Tdrkh directly interacts with Miwi in vivo and in vitro through its Tudor domain. (A) Miwi is among the top specific interaction partners complexed with Tdrkh. Immunoprecipitation of Tdrkh from adult testis lysate and gel-free mass spectrometry were performed. Specific binding proteins are ranked based on the total peptide number identified. The top 5 Tdrkh interacting proteins with total peptide numbers and percentage of sequence coverage are shown for 2 independent immunoprecipitation experiments. (B) The interaction between Tdrkh and Miwi is RNA independent. Endogenous Tdrkh and Miwi were immunoprecipitated from adult testis lysates treated with or without RNaseA using anti-Tdrkh and anti-Miwi antibodies, respectively and immunoblotted with anti-Tdrkh antibody. (C) Tdrkh binds to the first cluster of RG/RA repeats on Miwi via its Tudor domain. HEK293T cells were cotransfected with Flag-Miwi or Flag-Miwi (R-K) mutants and GFP-Tdrkh or GFP-Tdrkh Tudor domain mutant (D390A, F391A). Flag-tagged protein complexes immunoprecipitated from cell extracts and whole cell lysates (WCL) were probed with anti-GFP and anti-Flag antibodies. The scheme of Miwi arginine mutations is shown in the bottom panel, with a red cross indicating an R-K mutant.

Fig. 5.

Crystal structure of the Tudor domain of Tdrkh. (A) Ribbon representation of the Tdrkh Tudor domain crystal structure.
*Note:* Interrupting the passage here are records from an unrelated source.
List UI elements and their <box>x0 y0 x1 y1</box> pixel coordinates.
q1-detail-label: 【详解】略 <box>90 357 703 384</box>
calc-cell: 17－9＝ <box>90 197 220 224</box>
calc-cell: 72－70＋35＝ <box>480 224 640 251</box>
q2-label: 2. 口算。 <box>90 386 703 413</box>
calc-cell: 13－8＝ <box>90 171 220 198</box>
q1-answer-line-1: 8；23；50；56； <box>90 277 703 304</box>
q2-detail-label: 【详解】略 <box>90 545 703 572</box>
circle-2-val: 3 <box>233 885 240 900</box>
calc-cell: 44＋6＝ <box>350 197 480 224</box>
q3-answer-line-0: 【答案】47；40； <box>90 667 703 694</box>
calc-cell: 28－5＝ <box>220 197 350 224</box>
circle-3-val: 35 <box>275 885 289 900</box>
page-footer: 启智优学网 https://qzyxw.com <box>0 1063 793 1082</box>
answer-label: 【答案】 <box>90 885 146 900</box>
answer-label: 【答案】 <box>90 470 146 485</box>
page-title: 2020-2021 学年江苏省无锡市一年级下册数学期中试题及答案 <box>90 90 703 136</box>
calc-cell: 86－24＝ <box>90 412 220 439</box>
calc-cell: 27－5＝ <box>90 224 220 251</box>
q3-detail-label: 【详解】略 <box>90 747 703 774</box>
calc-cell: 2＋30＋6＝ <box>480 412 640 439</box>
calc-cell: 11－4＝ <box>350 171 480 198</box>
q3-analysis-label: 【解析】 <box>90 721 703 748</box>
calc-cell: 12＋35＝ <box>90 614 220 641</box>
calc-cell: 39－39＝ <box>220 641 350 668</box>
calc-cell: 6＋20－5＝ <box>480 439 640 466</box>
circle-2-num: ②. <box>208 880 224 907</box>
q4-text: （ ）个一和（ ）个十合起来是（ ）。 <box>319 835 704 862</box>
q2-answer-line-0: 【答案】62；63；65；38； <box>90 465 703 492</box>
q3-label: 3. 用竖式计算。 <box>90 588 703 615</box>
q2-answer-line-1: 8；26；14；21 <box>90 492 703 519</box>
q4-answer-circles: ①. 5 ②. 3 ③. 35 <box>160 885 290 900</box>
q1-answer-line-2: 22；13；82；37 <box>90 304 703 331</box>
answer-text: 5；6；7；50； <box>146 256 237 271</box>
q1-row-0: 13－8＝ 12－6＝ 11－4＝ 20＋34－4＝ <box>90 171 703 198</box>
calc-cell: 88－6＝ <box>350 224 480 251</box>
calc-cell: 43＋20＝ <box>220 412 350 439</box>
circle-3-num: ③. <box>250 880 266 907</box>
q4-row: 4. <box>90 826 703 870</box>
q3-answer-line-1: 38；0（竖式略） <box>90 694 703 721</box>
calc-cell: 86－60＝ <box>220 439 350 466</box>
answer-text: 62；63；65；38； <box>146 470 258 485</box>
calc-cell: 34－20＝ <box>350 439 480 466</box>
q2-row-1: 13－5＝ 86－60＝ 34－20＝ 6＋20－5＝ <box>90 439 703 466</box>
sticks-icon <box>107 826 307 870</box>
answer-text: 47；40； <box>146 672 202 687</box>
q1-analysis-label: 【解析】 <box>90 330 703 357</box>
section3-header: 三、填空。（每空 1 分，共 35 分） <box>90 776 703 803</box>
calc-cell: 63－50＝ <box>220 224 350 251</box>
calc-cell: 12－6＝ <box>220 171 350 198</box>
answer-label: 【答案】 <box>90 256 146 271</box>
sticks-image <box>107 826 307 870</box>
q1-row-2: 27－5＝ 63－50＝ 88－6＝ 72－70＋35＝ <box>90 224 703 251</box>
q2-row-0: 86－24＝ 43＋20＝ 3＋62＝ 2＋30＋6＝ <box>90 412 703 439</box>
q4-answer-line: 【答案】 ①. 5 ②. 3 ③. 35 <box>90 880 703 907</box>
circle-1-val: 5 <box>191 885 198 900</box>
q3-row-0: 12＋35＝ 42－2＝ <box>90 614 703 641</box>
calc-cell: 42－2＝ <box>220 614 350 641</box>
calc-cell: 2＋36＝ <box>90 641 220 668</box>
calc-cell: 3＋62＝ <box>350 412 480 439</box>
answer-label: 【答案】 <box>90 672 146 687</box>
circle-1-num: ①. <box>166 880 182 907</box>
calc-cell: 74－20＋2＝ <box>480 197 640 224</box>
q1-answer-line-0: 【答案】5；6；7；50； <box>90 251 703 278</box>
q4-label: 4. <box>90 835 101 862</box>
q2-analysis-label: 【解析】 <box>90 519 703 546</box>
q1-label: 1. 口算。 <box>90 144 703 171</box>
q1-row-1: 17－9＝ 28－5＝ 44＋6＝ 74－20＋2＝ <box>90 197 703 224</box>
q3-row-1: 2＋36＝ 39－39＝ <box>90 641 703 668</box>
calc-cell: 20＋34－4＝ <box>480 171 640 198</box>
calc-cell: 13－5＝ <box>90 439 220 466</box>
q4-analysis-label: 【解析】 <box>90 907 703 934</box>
The residues comprising the aromatic binding pocket are shown in yellow. (B) Ribbon representation of the Snd1 Tudor domain crystal structure. (C) Surface representation of the Tdrkh Tudor domain crystal structure. (D) Surface representation of the Snd1 Tudor domain crystal structure. (E) Molecular docking of a GRG peptide with sDMA into the aromatic cage of the Tdrkh Tudor domain.